The U.S. Department of Labor (DOL) Employee Benefit Security Administration (EBSA) Office of the Chief Accountant (OCA) recently announced it is planning to conduct a study of employee benefit plan (EBP) audit quality based on 2020 filings of Form 5500, including calendar year 2020 filings filed on extension by Oct. 15, 2021.

The EBSA OCA is in the process of developing the sample methodology of plans and expects to make a sample selection later this year.

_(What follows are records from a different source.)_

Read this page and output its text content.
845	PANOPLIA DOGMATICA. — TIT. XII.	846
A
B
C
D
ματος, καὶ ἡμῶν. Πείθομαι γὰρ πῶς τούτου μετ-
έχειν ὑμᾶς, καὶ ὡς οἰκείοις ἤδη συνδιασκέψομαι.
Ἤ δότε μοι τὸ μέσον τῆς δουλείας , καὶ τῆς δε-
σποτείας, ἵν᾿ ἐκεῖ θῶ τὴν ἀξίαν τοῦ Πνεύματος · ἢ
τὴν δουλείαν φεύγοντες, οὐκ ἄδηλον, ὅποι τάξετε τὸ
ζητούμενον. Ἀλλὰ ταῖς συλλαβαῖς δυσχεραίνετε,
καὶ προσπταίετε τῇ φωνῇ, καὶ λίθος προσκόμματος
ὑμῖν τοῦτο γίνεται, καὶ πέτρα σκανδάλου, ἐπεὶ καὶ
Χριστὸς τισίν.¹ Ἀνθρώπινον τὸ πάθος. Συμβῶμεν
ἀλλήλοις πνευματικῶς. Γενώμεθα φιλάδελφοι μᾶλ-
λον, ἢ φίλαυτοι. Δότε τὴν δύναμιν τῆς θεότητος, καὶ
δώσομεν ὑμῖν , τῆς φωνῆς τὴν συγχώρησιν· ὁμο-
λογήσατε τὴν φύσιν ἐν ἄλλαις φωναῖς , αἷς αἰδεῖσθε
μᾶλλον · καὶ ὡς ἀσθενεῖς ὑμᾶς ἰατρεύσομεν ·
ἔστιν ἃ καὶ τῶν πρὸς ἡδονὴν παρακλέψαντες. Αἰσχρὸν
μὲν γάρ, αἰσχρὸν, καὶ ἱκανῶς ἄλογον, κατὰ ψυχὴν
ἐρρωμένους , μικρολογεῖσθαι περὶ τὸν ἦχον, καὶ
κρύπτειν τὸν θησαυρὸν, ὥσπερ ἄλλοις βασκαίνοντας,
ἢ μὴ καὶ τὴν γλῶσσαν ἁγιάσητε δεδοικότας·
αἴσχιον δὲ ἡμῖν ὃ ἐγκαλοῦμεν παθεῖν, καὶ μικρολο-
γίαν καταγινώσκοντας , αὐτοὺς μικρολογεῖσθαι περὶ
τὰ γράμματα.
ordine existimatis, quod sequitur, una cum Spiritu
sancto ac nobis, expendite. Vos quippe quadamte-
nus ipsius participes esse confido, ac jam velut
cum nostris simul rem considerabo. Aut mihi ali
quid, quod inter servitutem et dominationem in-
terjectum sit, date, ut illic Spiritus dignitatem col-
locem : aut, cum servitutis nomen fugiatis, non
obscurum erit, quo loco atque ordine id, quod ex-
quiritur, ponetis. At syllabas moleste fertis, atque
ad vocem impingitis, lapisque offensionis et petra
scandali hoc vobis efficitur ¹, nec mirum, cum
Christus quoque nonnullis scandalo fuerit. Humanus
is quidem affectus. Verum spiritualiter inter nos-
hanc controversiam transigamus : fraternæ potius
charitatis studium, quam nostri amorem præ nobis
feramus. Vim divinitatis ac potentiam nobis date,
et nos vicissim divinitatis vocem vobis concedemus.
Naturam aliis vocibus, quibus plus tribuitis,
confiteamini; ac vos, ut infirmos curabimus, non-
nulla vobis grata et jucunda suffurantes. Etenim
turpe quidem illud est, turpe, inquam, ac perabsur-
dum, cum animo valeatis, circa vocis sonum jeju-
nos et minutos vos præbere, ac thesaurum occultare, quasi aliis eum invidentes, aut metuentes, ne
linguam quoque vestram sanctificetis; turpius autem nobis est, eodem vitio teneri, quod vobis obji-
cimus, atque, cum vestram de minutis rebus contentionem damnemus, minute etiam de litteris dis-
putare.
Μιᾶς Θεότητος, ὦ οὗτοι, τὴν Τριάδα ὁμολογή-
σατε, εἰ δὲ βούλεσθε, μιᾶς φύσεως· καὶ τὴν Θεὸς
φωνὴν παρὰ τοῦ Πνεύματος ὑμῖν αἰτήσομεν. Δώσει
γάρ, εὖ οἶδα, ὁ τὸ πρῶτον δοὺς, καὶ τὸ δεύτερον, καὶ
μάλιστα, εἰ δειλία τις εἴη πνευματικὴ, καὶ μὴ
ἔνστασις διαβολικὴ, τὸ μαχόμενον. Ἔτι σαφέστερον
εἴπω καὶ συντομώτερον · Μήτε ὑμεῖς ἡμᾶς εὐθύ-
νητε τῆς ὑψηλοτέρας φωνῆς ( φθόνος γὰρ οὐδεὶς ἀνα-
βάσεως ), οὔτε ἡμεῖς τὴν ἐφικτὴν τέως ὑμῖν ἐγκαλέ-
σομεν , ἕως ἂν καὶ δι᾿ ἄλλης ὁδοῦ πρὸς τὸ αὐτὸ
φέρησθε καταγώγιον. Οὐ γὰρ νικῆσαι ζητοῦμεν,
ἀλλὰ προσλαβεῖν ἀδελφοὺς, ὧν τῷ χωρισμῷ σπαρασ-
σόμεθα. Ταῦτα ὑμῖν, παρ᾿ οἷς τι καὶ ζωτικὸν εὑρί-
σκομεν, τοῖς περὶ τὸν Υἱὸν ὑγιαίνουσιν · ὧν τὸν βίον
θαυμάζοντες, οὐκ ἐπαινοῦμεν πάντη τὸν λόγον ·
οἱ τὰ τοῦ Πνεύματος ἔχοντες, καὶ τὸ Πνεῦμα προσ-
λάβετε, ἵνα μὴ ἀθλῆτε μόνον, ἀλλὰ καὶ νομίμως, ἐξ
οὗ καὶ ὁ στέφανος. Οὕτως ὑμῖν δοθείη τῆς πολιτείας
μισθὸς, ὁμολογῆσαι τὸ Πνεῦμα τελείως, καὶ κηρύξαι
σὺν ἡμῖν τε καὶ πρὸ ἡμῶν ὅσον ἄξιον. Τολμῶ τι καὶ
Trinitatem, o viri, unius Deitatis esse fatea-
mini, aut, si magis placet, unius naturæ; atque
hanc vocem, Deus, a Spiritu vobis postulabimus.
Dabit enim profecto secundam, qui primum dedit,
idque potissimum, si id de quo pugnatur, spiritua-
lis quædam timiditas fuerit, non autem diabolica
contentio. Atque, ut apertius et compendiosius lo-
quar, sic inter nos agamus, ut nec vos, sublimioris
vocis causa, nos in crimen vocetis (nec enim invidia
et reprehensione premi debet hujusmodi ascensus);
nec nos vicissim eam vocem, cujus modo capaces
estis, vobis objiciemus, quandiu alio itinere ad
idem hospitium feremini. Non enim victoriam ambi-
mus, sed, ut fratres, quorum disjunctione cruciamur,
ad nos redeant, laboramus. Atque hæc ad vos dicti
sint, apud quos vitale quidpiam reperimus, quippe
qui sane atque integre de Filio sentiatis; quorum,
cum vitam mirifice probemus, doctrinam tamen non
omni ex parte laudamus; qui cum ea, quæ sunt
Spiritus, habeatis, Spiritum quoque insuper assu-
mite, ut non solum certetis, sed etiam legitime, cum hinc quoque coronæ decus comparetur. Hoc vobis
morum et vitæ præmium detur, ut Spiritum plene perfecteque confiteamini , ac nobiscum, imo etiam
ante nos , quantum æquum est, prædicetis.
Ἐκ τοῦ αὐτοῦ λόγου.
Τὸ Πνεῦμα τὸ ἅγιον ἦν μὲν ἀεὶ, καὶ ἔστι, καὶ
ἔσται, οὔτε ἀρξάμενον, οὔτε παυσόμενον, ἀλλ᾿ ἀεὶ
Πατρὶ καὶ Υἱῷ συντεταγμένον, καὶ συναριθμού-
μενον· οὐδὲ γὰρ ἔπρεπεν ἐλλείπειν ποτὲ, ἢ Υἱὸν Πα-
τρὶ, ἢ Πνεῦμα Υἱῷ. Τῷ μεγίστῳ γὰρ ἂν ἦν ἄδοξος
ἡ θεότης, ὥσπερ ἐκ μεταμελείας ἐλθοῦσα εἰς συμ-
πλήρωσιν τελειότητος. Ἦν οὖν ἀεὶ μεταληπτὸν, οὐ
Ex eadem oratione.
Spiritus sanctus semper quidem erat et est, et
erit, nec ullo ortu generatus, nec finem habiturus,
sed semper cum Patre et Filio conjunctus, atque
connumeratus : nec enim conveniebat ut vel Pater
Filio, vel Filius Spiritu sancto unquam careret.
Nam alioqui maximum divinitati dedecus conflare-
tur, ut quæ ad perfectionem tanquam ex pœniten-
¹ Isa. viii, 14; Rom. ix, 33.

Plan sponsors and firms will begin to be contacted in November regarding the required paperwork and documentation for submission if one of their EBP audits is selected for review. If selected, the firm will be asked to provide the EBSA OCA with a full set of audit workpapers supporting the audit containing all documentation, including workpapers kept in other related files, as the DOL will not permit supplemental submissions.

Auditors should be sure to have adequately documented their audits as a record of auditing procedures applied, evidence obtained, and conclusions reached by the auditor in the engagement. AU-C Section 230, Audit Documentation, states that audit documentation provides evidence of the auditor's basis for a conclusion about the achievement of the overall objectives of the auditor as well as evidence that the audit was planned and performed in accordance with generally accepted auditing standards (GAAS) and the applicable legal and regulatory requirements.

The AICPA Employee Benefit Plans Audit Quality Center has many tools and resources to help your firm perform and document quality EBP audits:

The DOL previously performed an audit quality assessment of the 2011 plan filing year and reviewed a sample of 400 audits. The 2011 study found nearly four out of 10 audits contained major deficiencies. The DOL referred audits with deficiencies to the applicable state board of accountancy and AICPA Ethics.

The 2020 plan filing year study is expected to last one year, with a report released in 2023.